Devices ship with a bootstrap certificate and request their production identity at first boot. The device presents its bootstrap cert plus a CSR; a custom Lambda validates ownership, IoT Core enacts the birth policy, signs the CSR, and returns the official certificate. A provisioning template then runs automatically — creating the Thing, attaching it to the right groups, and applying the production policy. Each unit ends up with a unique, revocable identity without any manual setup at the factory.

3. Device Shadow

Each Thing has a JSON shadow that holds desired and reported state.
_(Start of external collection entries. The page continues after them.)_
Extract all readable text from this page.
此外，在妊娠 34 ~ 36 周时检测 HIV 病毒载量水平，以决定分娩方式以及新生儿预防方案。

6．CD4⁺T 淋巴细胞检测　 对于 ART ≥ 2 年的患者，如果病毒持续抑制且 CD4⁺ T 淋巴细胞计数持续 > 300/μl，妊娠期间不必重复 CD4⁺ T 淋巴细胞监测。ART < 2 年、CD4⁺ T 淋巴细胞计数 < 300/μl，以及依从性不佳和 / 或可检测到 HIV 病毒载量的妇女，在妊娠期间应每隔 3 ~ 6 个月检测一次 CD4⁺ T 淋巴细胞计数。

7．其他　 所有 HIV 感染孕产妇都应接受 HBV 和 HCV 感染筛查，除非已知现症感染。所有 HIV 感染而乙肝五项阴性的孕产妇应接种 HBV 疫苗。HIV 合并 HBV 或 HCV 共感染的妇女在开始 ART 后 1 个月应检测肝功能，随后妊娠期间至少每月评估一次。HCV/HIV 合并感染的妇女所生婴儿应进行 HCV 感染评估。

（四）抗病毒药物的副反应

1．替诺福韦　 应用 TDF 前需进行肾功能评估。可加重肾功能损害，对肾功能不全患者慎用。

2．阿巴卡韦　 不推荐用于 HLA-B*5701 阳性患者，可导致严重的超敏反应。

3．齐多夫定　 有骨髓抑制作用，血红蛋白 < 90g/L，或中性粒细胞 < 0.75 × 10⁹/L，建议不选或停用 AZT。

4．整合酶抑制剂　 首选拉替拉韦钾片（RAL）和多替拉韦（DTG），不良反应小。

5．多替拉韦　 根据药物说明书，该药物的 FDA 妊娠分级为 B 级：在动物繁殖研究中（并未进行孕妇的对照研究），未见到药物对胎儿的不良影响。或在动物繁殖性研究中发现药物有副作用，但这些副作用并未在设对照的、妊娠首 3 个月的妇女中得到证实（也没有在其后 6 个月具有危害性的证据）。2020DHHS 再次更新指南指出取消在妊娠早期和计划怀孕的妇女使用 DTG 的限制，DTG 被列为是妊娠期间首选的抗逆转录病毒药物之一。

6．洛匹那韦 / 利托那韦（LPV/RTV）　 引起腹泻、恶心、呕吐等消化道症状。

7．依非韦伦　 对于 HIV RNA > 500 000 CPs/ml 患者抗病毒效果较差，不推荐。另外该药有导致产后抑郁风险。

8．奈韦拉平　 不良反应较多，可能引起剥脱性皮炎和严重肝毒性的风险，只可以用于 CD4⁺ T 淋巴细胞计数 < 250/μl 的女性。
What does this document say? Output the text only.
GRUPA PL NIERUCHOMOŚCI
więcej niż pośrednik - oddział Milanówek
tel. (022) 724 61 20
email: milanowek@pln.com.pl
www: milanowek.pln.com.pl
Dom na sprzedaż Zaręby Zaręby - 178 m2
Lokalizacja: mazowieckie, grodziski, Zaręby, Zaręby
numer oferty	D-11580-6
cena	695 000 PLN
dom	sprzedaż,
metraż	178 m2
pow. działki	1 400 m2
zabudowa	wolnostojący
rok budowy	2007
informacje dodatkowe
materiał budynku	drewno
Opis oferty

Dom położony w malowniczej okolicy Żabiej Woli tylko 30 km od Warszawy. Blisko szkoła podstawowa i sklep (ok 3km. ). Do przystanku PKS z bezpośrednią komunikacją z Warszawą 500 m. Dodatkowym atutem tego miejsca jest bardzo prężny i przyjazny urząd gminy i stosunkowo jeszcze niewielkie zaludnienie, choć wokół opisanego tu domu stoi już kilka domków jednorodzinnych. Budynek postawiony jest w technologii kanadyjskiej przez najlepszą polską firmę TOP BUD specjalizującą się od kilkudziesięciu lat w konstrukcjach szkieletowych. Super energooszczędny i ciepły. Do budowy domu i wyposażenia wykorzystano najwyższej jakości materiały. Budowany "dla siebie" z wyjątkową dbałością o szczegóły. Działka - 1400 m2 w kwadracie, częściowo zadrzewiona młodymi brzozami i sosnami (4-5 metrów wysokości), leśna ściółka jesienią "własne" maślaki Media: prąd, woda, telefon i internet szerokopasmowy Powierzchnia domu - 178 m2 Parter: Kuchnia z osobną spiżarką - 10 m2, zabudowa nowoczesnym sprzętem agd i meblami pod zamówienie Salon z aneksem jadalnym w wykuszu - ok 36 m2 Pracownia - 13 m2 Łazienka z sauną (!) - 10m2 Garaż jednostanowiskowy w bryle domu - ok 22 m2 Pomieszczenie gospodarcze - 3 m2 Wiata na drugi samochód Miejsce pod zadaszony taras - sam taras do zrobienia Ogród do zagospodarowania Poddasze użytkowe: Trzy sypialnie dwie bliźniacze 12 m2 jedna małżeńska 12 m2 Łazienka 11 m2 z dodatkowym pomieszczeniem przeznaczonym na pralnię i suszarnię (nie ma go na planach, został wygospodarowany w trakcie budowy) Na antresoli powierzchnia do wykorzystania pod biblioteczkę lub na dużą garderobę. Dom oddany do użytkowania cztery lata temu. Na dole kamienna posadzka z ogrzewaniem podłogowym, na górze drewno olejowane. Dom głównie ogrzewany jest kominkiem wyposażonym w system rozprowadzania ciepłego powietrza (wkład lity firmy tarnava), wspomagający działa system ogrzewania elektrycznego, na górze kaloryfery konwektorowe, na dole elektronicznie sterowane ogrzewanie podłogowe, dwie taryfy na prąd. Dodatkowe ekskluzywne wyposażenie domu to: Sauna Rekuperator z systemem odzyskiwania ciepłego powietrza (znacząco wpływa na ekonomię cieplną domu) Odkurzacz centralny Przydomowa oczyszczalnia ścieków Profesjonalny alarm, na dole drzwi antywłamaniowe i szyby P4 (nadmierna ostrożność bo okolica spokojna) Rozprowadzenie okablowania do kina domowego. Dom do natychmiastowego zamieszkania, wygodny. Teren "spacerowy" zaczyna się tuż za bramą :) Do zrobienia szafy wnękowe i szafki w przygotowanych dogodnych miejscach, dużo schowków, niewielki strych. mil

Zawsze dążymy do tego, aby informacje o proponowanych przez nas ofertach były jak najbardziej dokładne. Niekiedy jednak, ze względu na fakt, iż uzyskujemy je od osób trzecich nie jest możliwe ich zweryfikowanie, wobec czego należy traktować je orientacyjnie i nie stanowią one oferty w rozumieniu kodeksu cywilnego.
The device publishes its current state to deviceId/shadow/update; the cloud writes the desired state to the same topic, and the broker fans out a /update/delta message to the device so it knows what changed. The device acknowledges via /update/accepted. Apps and dashboards interact with the shadow rather than the device directly, so commands queue cleanly while devices sleep or roam.

4. Targeted Rollouts with IoT Jobs

Production rollouts target subsets of the fleet. We use dynamic groups — queried by shadow attributes such as firmware version or hardware revision — combined with a static "exclude list" group for canaries that should not receive a job. A Lambda function updates target shadow attributes so a rollout can advance ring‑by‑ring, and an IoT job carries the work to every matching device.

Why It Matters

Stitched together, these four patterns take a customer from a single‑device prototype to a fleet‑ready product on AWS — secure firmware updates, hands‑off onboarding, reliable state sync, and staged rollouts — without re‑inventing the cloud stack for every program.